Effective Tags - Bring more attention to your question
Each tag should stand on its own: if a tag only makes sense when used in a group with other tags, it's wrong. For example, tagging a question as [visual][studio] (two tags) is wrong.
Pick tags that show higher counts in the look-ahead prompts, as they are more likely to make your question appear highlighted for a user on the main page or show up in someone's feed of watched tags.
At a minimum, try to include at least one very broad tag (e.g., java or c#) and one other tag to narrow the topic down within that broader category (e.g., strings or garbage-collection).
You are limited to five tags, and you are generally better off trying to use as many of them as you can, provided they follow the guidelines here.
Try to use broad tags. For example, you usually want to include both a general tag (windows) and a specific version tag (windows-10) rather than just the specific tag. While tagging a question cortana on Super User might convey exactly the information you intend (it implies Windows, Windows 10, and Cortana all in one tag), tagging it windows windows-10 cortana will bring your question lots more attention, since more people will watch the generic windows and windows-10 tags. There is of course a trade-off: you used three tags to convey the same information you could have done with one. However, it's hard to understate how many more views the generic tags will bring to your question.
Don't try to summarize your question using the tags. The point of tags on Stack Exchange is to help other interested users find your question by sorting it into clear, specific categories. This is not the same as indexing or summarizing the question. The differences are subtle, but important.
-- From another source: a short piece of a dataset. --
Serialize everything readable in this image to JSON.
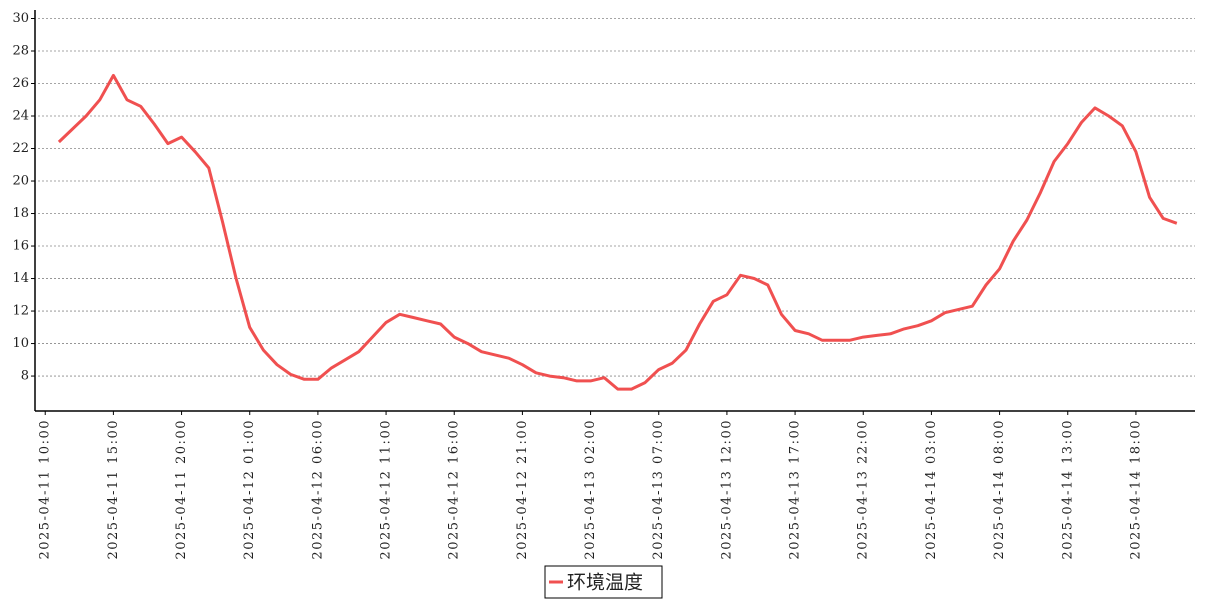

Unlike many other formats like video, search engines can find your question using the text.
Don't use tags that are not about your question. Again, the point of tags here is to help sort your question into clear, specific categories. Don't just slap a tag on your question just because it happens to mention a certain topic; only use tags that are actually about your question's topic. Tags that the question is not about don't belong.
Don't use your username for a tag.
Don't use meta tags. Even if it already exists. A meta tag is any tag that doesn't categorize the content of the question, but simply indicates the nature of the question. Examples include homework or hard-question.
Don't violate any site-specific policies regarding tag usage. For example, some tags may be slated for manual community removal from all questions per procedures defined by the site community, and Super User prohibits tags that are simply the name of a company and not a specific product.
Replaces spaces with dashes (-) to combine multiple words into a single word (i.e, Tag "Unit Testing" as "unit-testing").
Avoid punctuation. This can make it difficult to use the tag in a URL
A number of tags predate the guidelines, and are therefore formatted differently. But that doesn't mean you shouldn't follow these rules when creating tags. If you find one of these, you should file a request on the per-site meta requesting that the tag be renamed to meet the guidelines.
When naming a tag, think about how someone would search for that subject. In most cases, this means typing out the full name, but you may also want to use the abbreviation in some cases. For example, "css" is probably more appropriate than "cascading-style-sheets".
Retagging a question is making any edit to a question that changes the tags.
Do not retag a question if you are not going to add value to the question information by doing so.
Do retag questions to use well-known and popular tags that are appropriate for the question.
Multi-word tags should have the words separated by a dash, unless it is a proper name that does not have a space between the words. (I.e., [sql-server] and [mysql] are correct)
Avoid creating new tags, if at all possible. Double-check your spelling if necessary. Some tags could have local variations (i.e., color or colour), some are predominantly singular or predominantly plural (i.e., color or colors), and some may have synonyms with completely different spellings (i.e., newbie or beginner). If a similar concept tag is already available, please do not create a new tag: use the existing tag instead. The goal is to categorize your question.